Caractéristiques du coût marginal
Calcul du coût marginal
Le coût marginal est défini différemment selon la nature de la production (discrète ou continue)
- Pour une production discrète — par exemple une production d'objets — le coût marginal d'une unité est le taux d'accroissement de la fonction coût entre cette unité et la précédente
- Pour une production continue — par exemple une production de liquide — si la fonction coût est dérivable, le coût marginal en est le nombre dérivé
Exemples de coûts marginaux
Exemple pédagogique
Supposons qu’un cuisinier du dimanche (et économiste) invite ses amis à sa table et se propose de leur faire une salade de tomates. Il évalue le travail qu’il aura à faire et il chiffre ce travail en euro. Pour le besoin de l’exercice on considérera qu’une minute passée correspond à une dépense d’un euro :
- Acheter des tomates : coût unitaire de 1 €.
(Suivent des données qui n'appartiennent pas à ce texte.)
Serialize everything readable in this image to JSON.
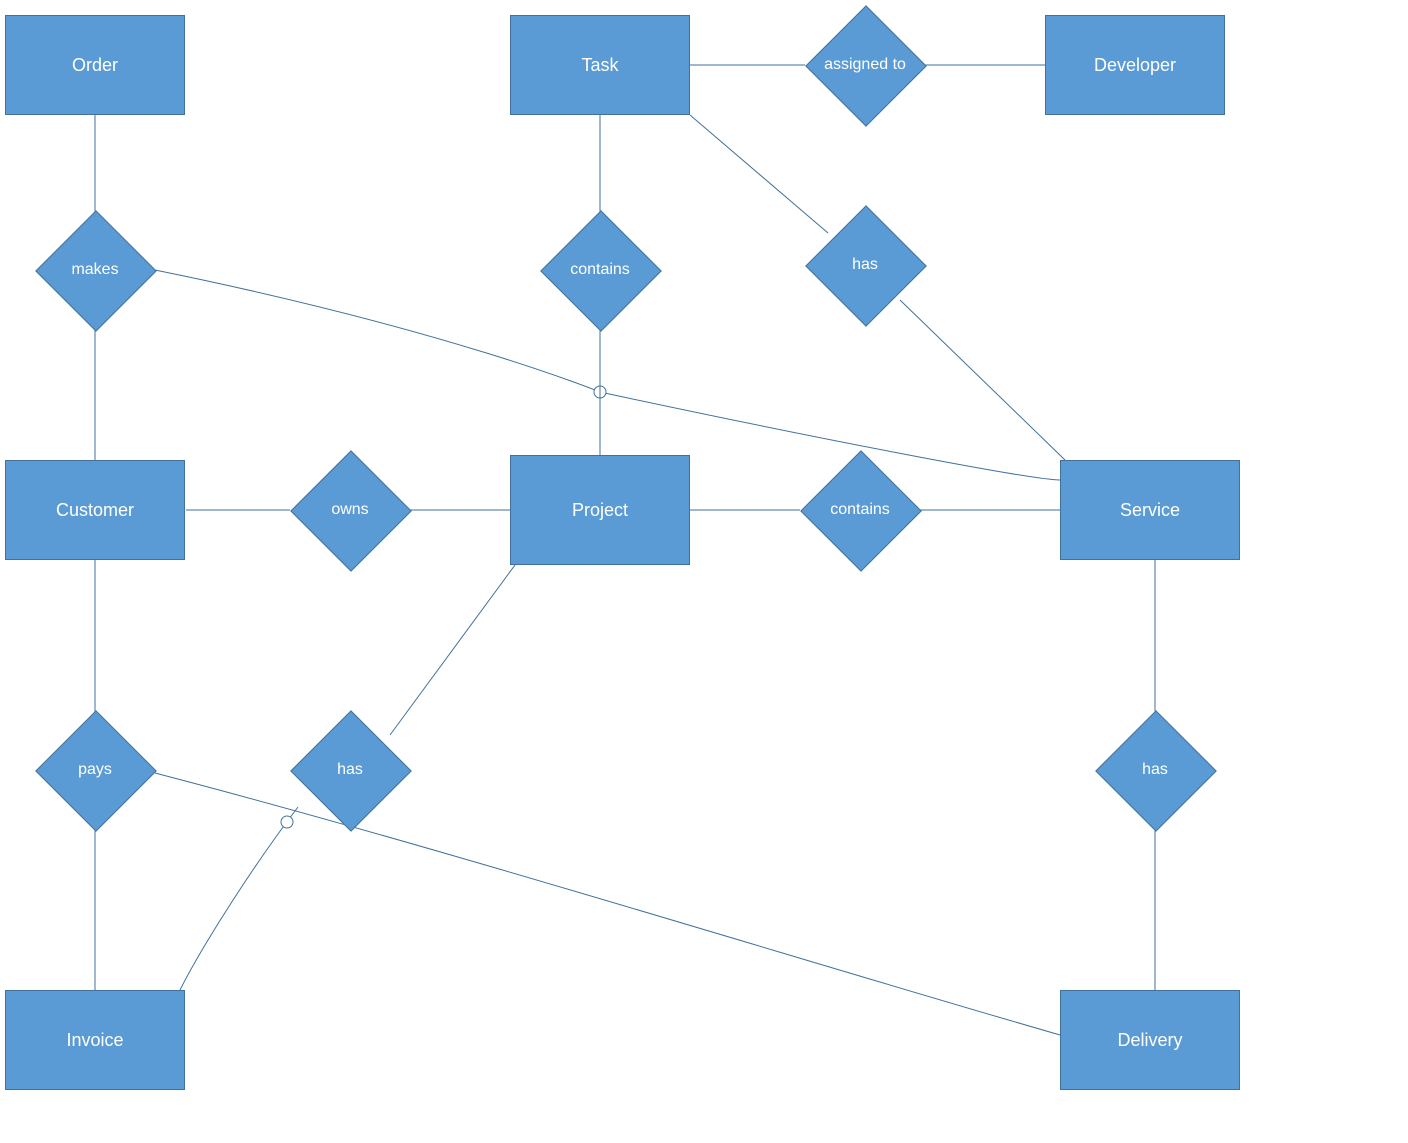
{
  "diagram": {
    "type": "entity-relationship",
    "colors": {
      "fill": "#5b9bd5",
      "border": "#41719c",
      "text": "#ffffff",
      "line": "#41719c"
    },
    "entities": {
      "order": {
        "label": "Order"
      },
      "task": {
        "label": "Task"
      },
      "developer": {
        "label": "Developer"
      },
      "customer": {
        "label": "Customer"
      },
      "project": {
        "label": "Project"
      },
      "service": {
        "label": "Service"
      },
      "invoice": {
        "label": "Invoice"
      },
      "delivery": {
        "label": "Delivery"
      }
    },
    "relationships": {
      "assigned_to": {
        "label": "assigned to",
        "between": [
          "task",
          "developer"
        ]
      },
      "makes": {
        "label": "makes",
        "between": [
          "order",
          "customer"
        ],
        "extra_link_to": "service"
      },
      "contains_task": {
        "label": "contains",
        "between": [
          "task",
          "project"
        ]
      },
      "has_task": {
        "label": "has",
        "between": [
          "task",
          "service"
        ]
      },
      "owns": {
        "label": "owns",
        "between": [
          "customer",
          "project"
        ]
      },
      "contains_service": {
        "label": "contains",
        "between": [
          "project",
          "service"
        ]
      },
      "pays": {
        "label": "pays",
        "between": [
          "customer",
          "invoice"
        ],
        "extra_link_to": "delivery"
      },
      "has_project": {
        "label": "has",
        "between": [
          "project",
          "invoice"
        ]
      },
      "has_service": {
        "label": "has",
        "between": [
          "service",
          "delivery"
        ]
      }
    }
  }
}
- Préparer la salade : 15 minutes donc 15 €.
Si chacun de ses amis est rassasié avec une seule tomate, préparer son dîner pour 5 amis (lui ne mangeant pas) lui coûtera : 5 € + 15 € = 20 € (une salade composée de 5 tomates). Le coût moyen pour chaque invité est de 20 € divisé par 5 = 4 €
S’il en invite un sixième, le coût total sera de 21 €. En effet le temps de préparation restera quasi constant. Dans ce cas, le coût marginal du sixième invité est de 21 € - 20 € = 1 € alors que le coût moyen pour l’ensemble des invités est de 21 € / 6 = 3,50 €
On remarque que le coût moyen baisse tant que le coût marginal est inférieur au coût moyen. Cet exemple permet d’illustrer les rendements d'échelle (ou économies d'échelle[1]) et montre qu’on a souvent intérêt à augmenter sa production pour réduire son coût moyen de production.
Il ne s’agit cependant pas d’une règle générale. En effet, si le saladier de notre économiste ne peut contenir que 6 tomates, le 7e invité va l’obliger à préparer un deuxième saladier. Dans ce cas, le coût du repas passera à : 7 € + 15 € + 15 € = 37 € et le coût marginal du septième invité sera de 37 € - 21 € = 16 €. Le coût marginal du huitième invité est à nouveau de 1€, et on a là une illustration du fait que le coût marginal n'est pas nécessairement une fonction monotone.
Exemples de coût marginal décroissant ou constant
Le coût marginal décroissant est un des principaux moteurs des économies d'échelle.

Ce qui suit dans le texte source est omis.